Her lips were soft, gentle, slightly pouted-quite different from Allison's wide, sensuous mouth. Adèle kissed as a child kissed, but with the added dimension of womanhood. She kept her lips sealed to his. He parted his lips and licked at hers. So warm and so sweet. He prodded his tongue through the seam to the softer, moister flesh within. She moaned.
He was too tired to become fully aroused. Which was just as well, some sane but distant part of his mind thought. He was kissing someone else's wife. He was kissing someone who was not Allison. But she was his wife. She was his love. The only, eternal love of his heart. He was not normally given to such poetic flights of fancy.
"Oh," she said when he drew back his head a few inches. "Oh, John." Her eyes looked rather dazed.
He did not feel ill, he thought. Just very weak and very tired. He needed food and air and exercise. Lots of all three. He was not going to die. People of the 1990s did not die of tuberculosis-not in First World countries, anyway. He had been vaccinated against it as a child, just like everyone else in his class, when a schoolfriend had developed the disease. But he was not in the twentieth century at the moment. Somehow he had been transported back into the early nineteenth. Something told him, though, that he had brought part of his old self with him, as well as his mind. He had brought his resistance to the disease that had been killing John Chandler, Viscount Cordell. He knew the name of the man in whose body and mind he found himself.
"I need food and air and exercise," he told Adèle. "What is for dinner? Do you know?"
"John?" she said. "Are you sure? You know how- how upset you become when you cannot do what you try to do. Perhaps if you rest for a few weeks your strength will come back. I am going to see that it does."
Yes, it had been a trial to him, his weakness. He had never resigned himself to his fate. He had always been a man of high energy, someone who wanted to accomplish a great deal in this world, someone who could never sit still and let the world go by him. He had raged against his illness. It seemed hard to believe now that he had been such a high-powered man. Why waste life on busy living? Allison would approve of him as he had been, he thought, and felt the dizziness again for a moment.
"And when my strength does come back," he said, "we will live here forever, Adèle, and never return to the hurry of modern life. We will raise our children here where it is quiet and beautiful, where we can be close to nature and to God."

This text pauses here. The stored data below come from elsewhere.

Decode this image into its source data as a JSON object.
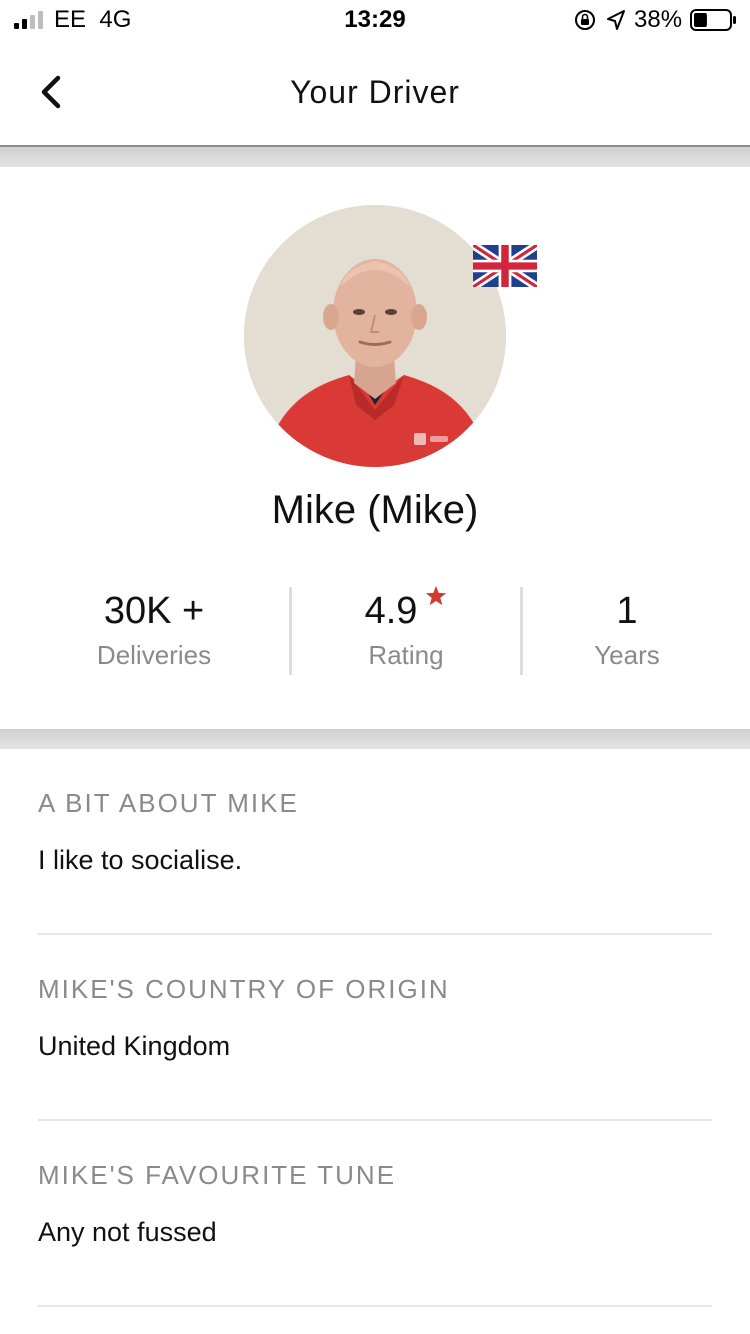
{
  "status_bar": {
    "carrier": "EE",
    "network": "4G",
    "time": "13:29",
    "battery_percent": "38%",
    "battery_level": 0.38
  },
  "header": {
    "title": "Your Driver"
  },
  "driver": {
    "name": "Mike (Mike)",
    "flag": "united-kingdom-flag-icon"
  },
  "stats": [
    {
      "value": "30K +",
      "label": "Deliveries"
    },
    {
      "value": "4.9",
      "label": "Rating"
    },
    {
      "value": "1",
      "label": "Years"
    }
  ],
  "sections": [
    {
      "heading": "A BIT ABOUT MIKE",
      "text": "I like to socialise."
    },
    {
      "heading": "MIKE'S COUNTRY OF ORIGIN",
      "text": "United Kingdom"
    },
    {
      "heading": "MIKE'S FAVOURITE TUNE",
      "text": "Any not fussed"
    }
  ],
  "colors": {
    "star": "#d03a2f",
    "muted_text": "#8a8a8a",
    "divider": "#e6e6e6"
  }
}
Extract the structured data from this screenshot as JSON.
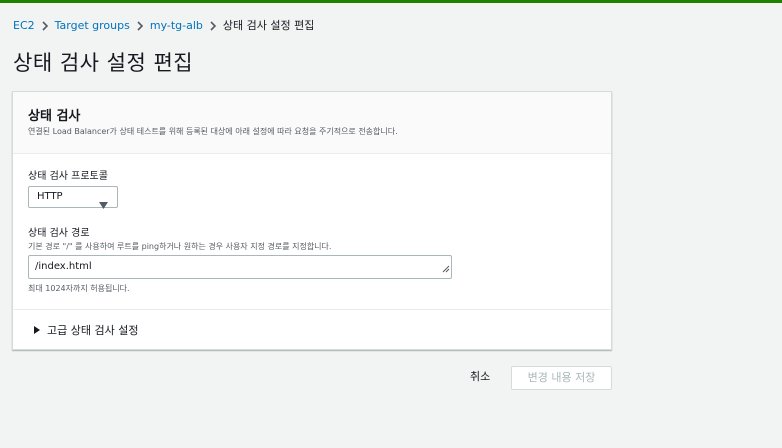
{
  "breadcrumb": {
    "items": [
      "EC2",
      "Target groups",
      "my-tg-alb"
    ],
    "current": "상태 검사 설정 편집"
  },
  "page": {
    "title": "상태 검사 설정 편집"
  },
  "health_check": {
    "title": "상태 검사",
    "description": "연결된 Load Balancer가 상태 테스트를 위해 등록된 대상에 아래 설정에 따라 요청을 주기적으로 전송합니다.",
    "protocol": {
      "label": "상태 검사 프로토콜",
      "value": "HTTP"
    },
    "path": {
      "label": "상태 검사 경로",
      "description": "기본 경로 \"/\" 를 사용하여 루트를 ping하거나 원하는 경우 사용자 지정 경로를 지정합니다.",
      "value": "/index.html",
      "hint": "최대 1024자까지 허용됩니다."
    },
    "advanced_label": "고급 상태 검사 설정"
  },
  "actions": {
    "cancel": "취소",
    "save": "변경 내용 저장"
  },
  "colors": {
    "accent_bar": "#1d8102",
    "link": "#0073bb",
    "disabled_text": "#aab7b8"
  }
}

She hid her face against him. He knew she was crying. His words must seem cruel to her. "Forever" to Adèle was probably only a few weeks, at the most. She knew there would never be children.
But he thought of something suddenly as he held her close to him. He remembered now. There had been an eccentric Viscount Cordell of the Regency era who had come to Cartref with his bride for their wedding trip and had never returned to England. They had lived here until a ripe old age, the two of them, with their children. He could not remember the exact date of their deaths and he could not remember how many children they had had. But he could remember one other thing clearly-two things.